Cruel ironia: no exato momento em que a Procuradoria Geral da República, no Brasil, encontra-se em seu momento mais delicado, o México inspira-se exatamente no Brasil para tentar criar um mecanismo que ponha limites à impunidade que o caracteriza. O que se estuda no México é a criação de uma Procuradoria Geral, independente do governo, ao contrário do modelo atual. Escreve o jornal “El País” da Espanha a propósito da reforma em estudos no México: “Muitos vêem no Brasil, onde a Operação Lava Jato pôs o sistema de cabeça para baixo, o espelho que o México deve seguir”. É compreensível: segundo o relator da ONU para Direitos Humanos, 98% dos crimes ficam impunes no México. No Brasil, a taxa de impunidade para os chamados crimes de colarinho branco era parecida ou até superior, até que a Lava Jato –a principal operação do Ministério Público– levou à cadeia empresários poderosos, numerosos políticos influentes e está denunciando até o presidente da República, pela primeira vez na história.

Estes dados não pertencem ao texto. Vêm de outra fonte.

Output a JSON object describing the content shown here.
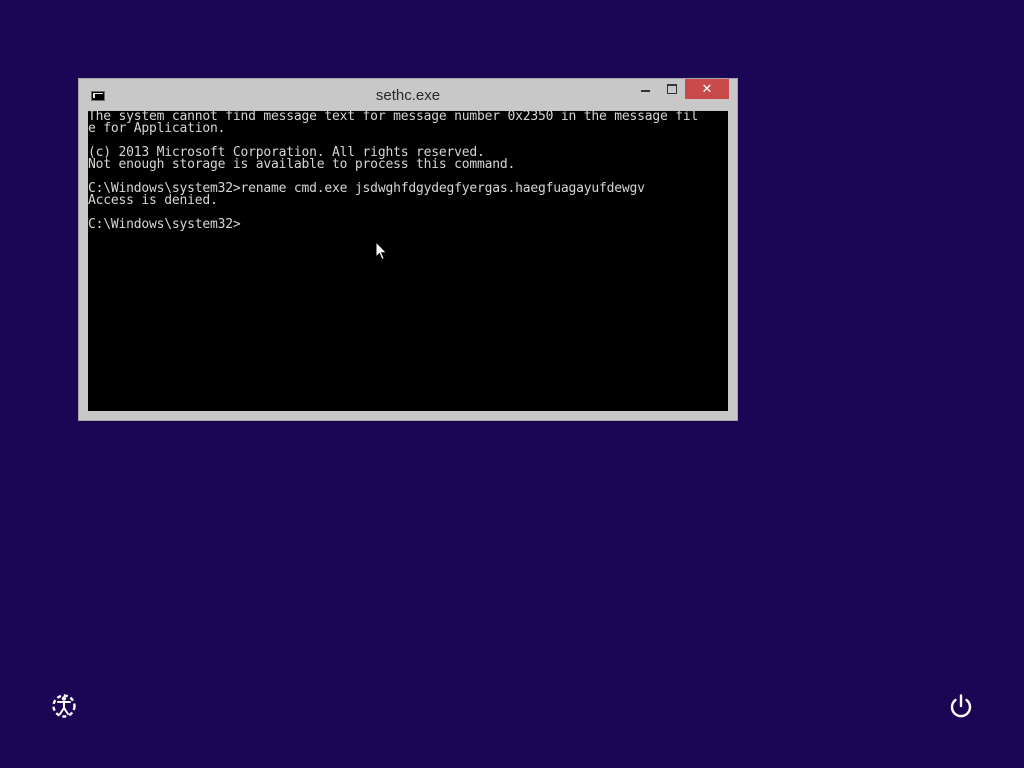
{
  "window": {
    "title": "sethc.exe",
    "close_glyph": "✕",
    "icon": "console-icon"
  },
  "console": {
    "lines": [
      "The system cannot find message text for message number 0x2350 in the message fil",
      "e for Application.",
      "",
      "(c) 2013 Microsoft Corporation. All rights reserved.",
      "Not enough storage is available to process this command.",
      "",
      "C:\\Windows\\system32>rename cmd.exe jsdwghfdgydegfyergas.haegfuagayufdewgv",
      "Access is denied.",
      "",
      "C:\\Windows\\system32>"
    ]
  },
  "bottom": {
    "left_icon": "ease-of-access-icon",
    "right_icon": "power-icon"
  },
  "colors": {
    "background": "#1a0655",
    "console_bg": "#000000",
    "console_fg": "#d6d6d6",
    "close_button": "#c94a4a",
    "frame": "#c8c8c8"
  }
}
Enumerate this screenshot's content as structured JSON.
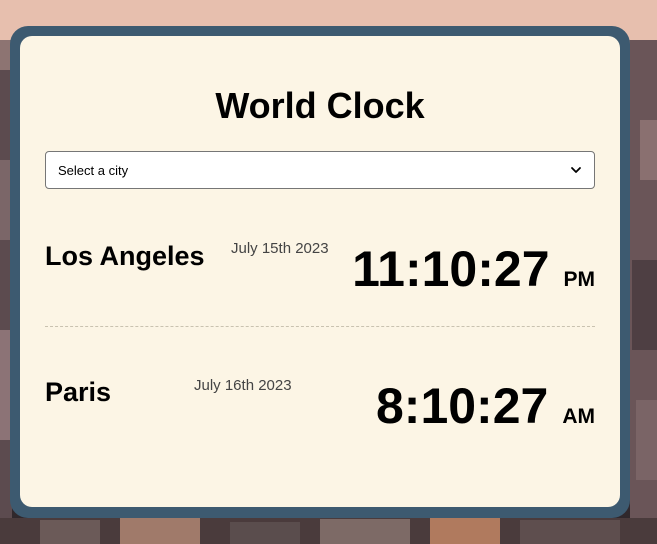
{
  "header": {
    "title": "World Clock"
  },
  "city_select": {
    "selected": "Select a city"
  },
  "cities": [
    {
      "name": "Los Angeles",
      "date": "July 15th 2023",
      "time": "11:10:27",
      "period": "PM"
    },
    {
      "name": "Paris",
      "date": "July 16th 2023",
      "time": "8:10:27",
      "period": "AM"
    }
  ],
  "colors": {
    "frame": "#3d5a70",
    "card": "#fcf5e5",
    "text": "#000000",
    "date_text": "#444444"
  },
  "icons": {
    "select_arrow": "chevron-down-icon"
  }
}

A rigor, o Brasil é que deveria espelhar-se no México, neste momento, para evitar que se jogue fora a criança (a Lava Jato) junto com a água suja do banho (eventuais abusos e irregularidades por ela cometidos). A reforma que o México está estudando nasce de um acordo feito há três anos entre o governo do presidente Enrique Peña Nieto e as principais forças opositoras para acabar com a Procuradoria Geral da República (PGR), como organismo dependente do Executivo e, nessa condição, sob suspeita permanente. “A falta de independência da PGR e das promotorias são o coração da impunidade no México. A capacidade do governo para desenvolver investigações criminais é muito débil”, afirmou a “El País” Juan Pardinas, diretor do Instituto Mexicano para a Competitividade. O que se pretende instituir no México é um procurador geral com mandato de nove anos, três mais do que o do presidente, e independência absoluta do Executivo. No Brasil, a Constituição de 1988 não chegou a ir tão longe, mas, de todo modo, deu ao Ministério Público uma ossatura que permitiu investigações até há pouco impensáveis. É precisamente pelo calibre dos alvos já atingidos que se dá uma contra-ofensiva hoje no seu ponto mais agudo. Agora, cabe à sociedade acompanhar o trabalho da nova procuradora geral, Raquel Dodge, para comprovar se o México terá mesmo motivos para espelhar-se no Brasil ou se a chaga da impunidade voltará a ser predominante.